Les printemps des peuples...
L’Histoire est têtue ; elle aime se dupliquer, s’imiter, se plagier.
On parle, depuis quelques semaines, du printemps des peuples du Maghreb et on peut penser que cela va s’étendre à la péninsule arabique et à l’Iran.
Mais ce printemps ressemble, à s’y méprendre, au printemps des peuples de 1848 où l’Europe fut secouée par des révolutions de la liberté.
C’est en février que la France donne le signal de la révolte. Après les manifestations populaires sur les places de la Concorde et de la Madeleine, les barricades s’érigent et la Garde Républicaine prend le parti des émeutiers et après des combats de rues qui firent des victimes, Louis Philippe abdique mais les émeutiers prennent les Tuileries, envahissent la Chambre et nomment un gouvernement provisoire. Fin du premier acte par la proclamation de la république et l’institution du suffrage universel.
Le peuple qui aspire à la démocratie a pris en mains son destin.
C’est en mars que l’Italie entre en rébellion ; dans les petits Etats, à Venise, au Piémont, à Milan et dans les Etats du Pape la haine de la bureaucratie, des censures, des tyrannies politiques, de l’occupant autrichien débouchent sur la proclamation de la République romaine et la fuite du pape Pie IX ; là encore les rassemblements populaires ont eu raison des oppresseurs.
L’Allemagne, dès mars entre en effervescence et les libéraux obtiennent l’installation à Francfort d’une assemblée nationale élue au suffrage universel.
La puissance autrichienne vacille et sous la pression populaire, le 1’ mars, l’empereur accorde une constitution, un parlement et aboli le régime féodal ; tout l’empire est secoué de convulsions en Bohême, Moravie, Hongrie, Croatie…
Ces révolutions ont éclaté au cœur d’une crise économique et sociale entraînant une crise agricole.
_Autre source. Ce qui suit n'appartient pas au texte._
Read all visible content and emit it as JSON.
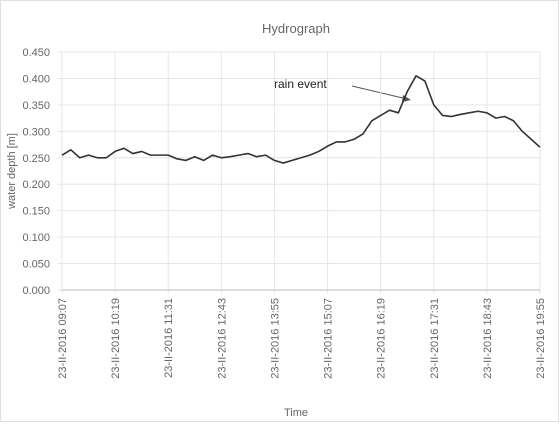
{
  "chart_data": {
    "type": "line",
    "title": "Hydrograph",
    "x_label": "Time",
    "y_label": "water depth [m]",
    "annotation": "rain event",
    "x": [
      "23-II-2016 09:07",
      "23-II-2016 09:19",
      "23-II-2016 09:31",
      "23-II-2016 09:43",
      "23-II-2016 09:55",
      "23-II-2016 10:07",
      "23-II-2016 10:19",
      "23-II-2016 10:31",
      "23-II-2016 10:43",
      "23-II-2016 10:55",
      "23-II-2016 11:07",
      "23-II-2016 11:19",
      "23-II-2016 11:31",
      "23-II-2016 11:43",
      "23-II-2016 11:55",
      "23-II-2016 12:07",
      "23-II-2016 12:19",
      "23-II-2016 12:31",
      "23-II-2016 12:43",
      "23-II-2016 12:55",
      "23-II-2016 13:07",
      "23-II-2016 13:19",
      "23-II-2016 13:31",
      "23-II-2016 13:43",
      "23-II-2016 13:55",
      "23-II-2016 14:07",
      "23-II-2016 14:19",
      "23-II-2016 14:31",
      "23-II-2016 14:43",
      "23-II-2016 14:55",
      "23-II-2016 15:07",
      "23-II-2016 15:19",
      "23-II-2016 15:31",
      "23-II-2016 15:43",
      "23-II-2016 15:55",
      "23-II-2016 16:07",
      "23-II-2016 16:19",
      "23-II-2016 16:31",
      "23-II-2016 16:43",
      "23-II-2016 16:55",
      "23-II-2016 17:07",
      "23-II-2016 17:19",
      "23-II-2016 17:31",
      "23-II-2016 17:43",
      "23-II-2016 17:55",
      "23-II-2016 18:07",
      "23-II-2016 18:19",
      "23-II-2016 18:31",
      "23-II-2016 18:43",
      "23-II-2016 18:55",
      "23-II-2016 19:07",
      "23-II-2016 19:19",
      "23-II-2016 19:31",
      "23-II-2016 19:43",
      "23-II-2016 19:55"
    ],
    "series": [
      {
        "name": "water depth",
        "color": "#333333",
        "values": [
          0.255,
          0.265,
          0.25,
          0.255,
          0.25,
          0.25,
          0.262,
          0.268,
          0.258,
          0.262,
          0.255,
          0.255,
          0.255,
          0.248,
          0.245,
          0.252,
          0.245,
          0.255,
          0.25,
          0.252,
          0.255,
          0.258,
          0.252,
          0.255,
          0.245,
          0.24,
          0.245,
          0.25,
          0.255,
          0.262,
          0.272,
          0.28,
          0.28,
          0.285,
          0.295,
          0.32,
          0.33,
          0.34,
          0.335,
          0.375,
          0.405,
          0.395,
          0.35,
          0.33,
          0.328,
          0.332,
          0.335,
          0.338,
          0.335,
          0.325,
          0.328,
          0.32,
          0.3,
          0.285,
          0.27
        ]
      }
    ],
    "xticks": [
      "23-II-2016 09:07",
      "23-II-2016 10:19",
      "23-II-2016 11:31",
      "23-II-2016 12:43",
      "23-II-2016 13:55",
      "23-II-2016 15:07",
      "23-II-2016 16:19",
      "23-II-2016 17:31",
      "23-II-2016 18:43",
      "23-II-2016 19:55"
    ],
    "ylim": [
      0,
      0.45
    ],
    "yticks": [
      {
        "value": 0,
        "label": "0.000"
      },
      {
        "value": 0.05,
        "label": "0.050"
      },
      {
        "value": 0.1,
        "label": "0.100"
      },
      {
        "value": 0.15,
        "label": "0.150"
      },
      {
        "value": 0.2,
        "label": "0.200"
      },
      {
        "value": 0.25,
        "label": "0.250"
      },
      {
        "value": 0.3,
        "label": "0.300"
      },
      {
        "value": 0.35,
        "label": "0.350"
      },
      {
        "value": 0.4,
        "label": "0.400"
      },
      {
        "value": 0.45,
        "label": "0.450"
      }
    ],
    "grid": true
  }
}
Même si ces révolutions ont été, malheureusement matées, il reste que le mouvement ouvrier s’est renforcé, que la nécessité d’une presse libre et de droits politiques plus étendus sont entrés dans les nouvelles mœurs politiques et que rien ne sera plus pareil.
Ce long rappel historique pour dire que ce qui se passe dans le Maghreb y ressemble beaucoup. D’abord parce que se sont les jeunes qui descendent dans la rue et forcent, pacifiquement, les dictateurs usés à partir ; ensuite parce que ce ne sont pas des révoltes de la faim mais bien des revendications politiques.
Les révolutions de 48 ont fait émerger des hommes nouveaux : Napoléon III, Cavour, Bismarck et certainement que celles de 2011 vont permettre à une nouvelle génération de femmes et d’hommes de se distinguer en inventant une nouvelle gouvernance. Cela dit, j’avoue ne pas voir ce que peut être l’avenir de ces pays, seulement souhaiter que ce ne soit pas pire qu’avant.
Les mouvements de foules entre la Libye et la Tunisie et entre la Tunisie et l'Europe sont, de ce point de vue, inquiétantes, préoccupantes. L'Europe peut-elle accompagner ces révolutions alors qu'elle se débat, elle même dans une crise profonde? Inch Allah!